The built in editor can help with testing regular expressions

Usage Scenario: Cutting out the middle man

One use case is for cutting out an interim page. For example, one page may ultimately link to another, but it does this by first calling an interim page with a query string argument describing the destination. The interim page will perform some action (such as logging the "click", showing a timed advert, etc.) and then navigate to the destination. By using a transform, we can manipulate the URL to discard the interim page and just go directly to the destination, remapping the source link appropriately.

The WebCopy demonstration page includes an example of this behaviour.

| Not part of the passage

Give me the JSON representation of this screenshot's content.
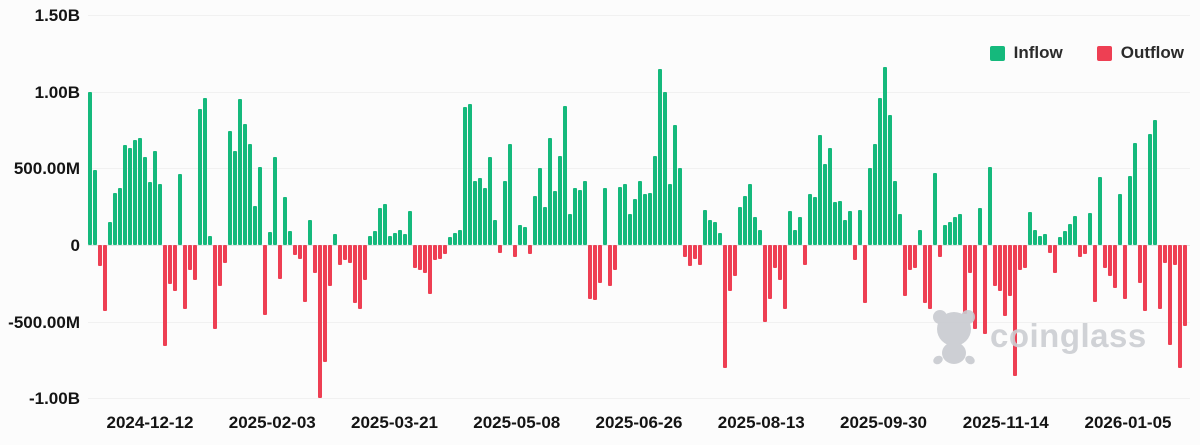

The Middleman Redirect link will navigate to redirecttracker.php?url=uritransformfinal.php. We can use a simple pattern to strip out the bulk of the URL and just keep the query string parameter.

Pattern: redirecttracker\.php\?url=(.*)
Replacement: $1

Breakdown of a pattern for capturing simple redirection links

This pattern matches redirecttracker.php?url= and captures everything after in a group. The replacement then simply outputs the contents of the group, uritransformfinal.php in the above example.

If you tell WebCopy to crawl the demonstration site without the above transform, it will find uritransformfinal.php, but the source page will still point to the original redirection page. With the above transform in place, WebCopy will never know that redirecttracker.php exists - it will skip directly the final page.

Usage Scenario: Converting simple JavaScript links

For a more advanced example, the demonstration page also has three hyperlinks with the following href attributes

javascript:openPage('1', 'index')
javascript:openPage('1', 'second')
javascript:openPage('2', 'index')

Clicking the first link will navigate to 1-index.php, the second to 1-second.php and the third to 2-index.php. While not really best practice for modern websites, this mirrors the behaviour of original site I wanted to copy.

If you do a normal scan using WebCopy, while it will detect all three links above, it will silently ignore them. To get WebCopy to correctly process these links we need to detect the calls to the openPage function, and construct a replacement URI using the two parameters, plus an extension.

This can be done with the following transform

Pattern: javascript:openPage$'(.*)',\s?'(.*)'$
Replacement: $1-$2.php

Breakdown of a pattern for capturing simple JavaScript links

The above expression will first try and match javascript:openPage(' (braces are escaped with \ as they are special characters). It will then capture any characters between the first set of single quotes into a capture group. After the closing quote, it will then match a , character. The \s token means to match any white space character, and the ? makes it optional. Next the pattern captures any characters between the second set of single quote characters and matches a closing brace. In fairness, the pattern could be simplified further, but then it would look even more confusing to newcomers so I've tried to keep it more explicit.

The replacement expression basically combines the two groups (the $1 and $2 tokens represent capture groups from the pattern) with a - between them and then adding the .php extension.

Now when scanning the demonstration website, WebCopy will find those three links and automatically transform them, therefore finding and downloading the linked pages. At the end of the copy, when WebCopy remaps downloaded HTML to ensure links are local to the copy, it will also replace the source links with the transformed name.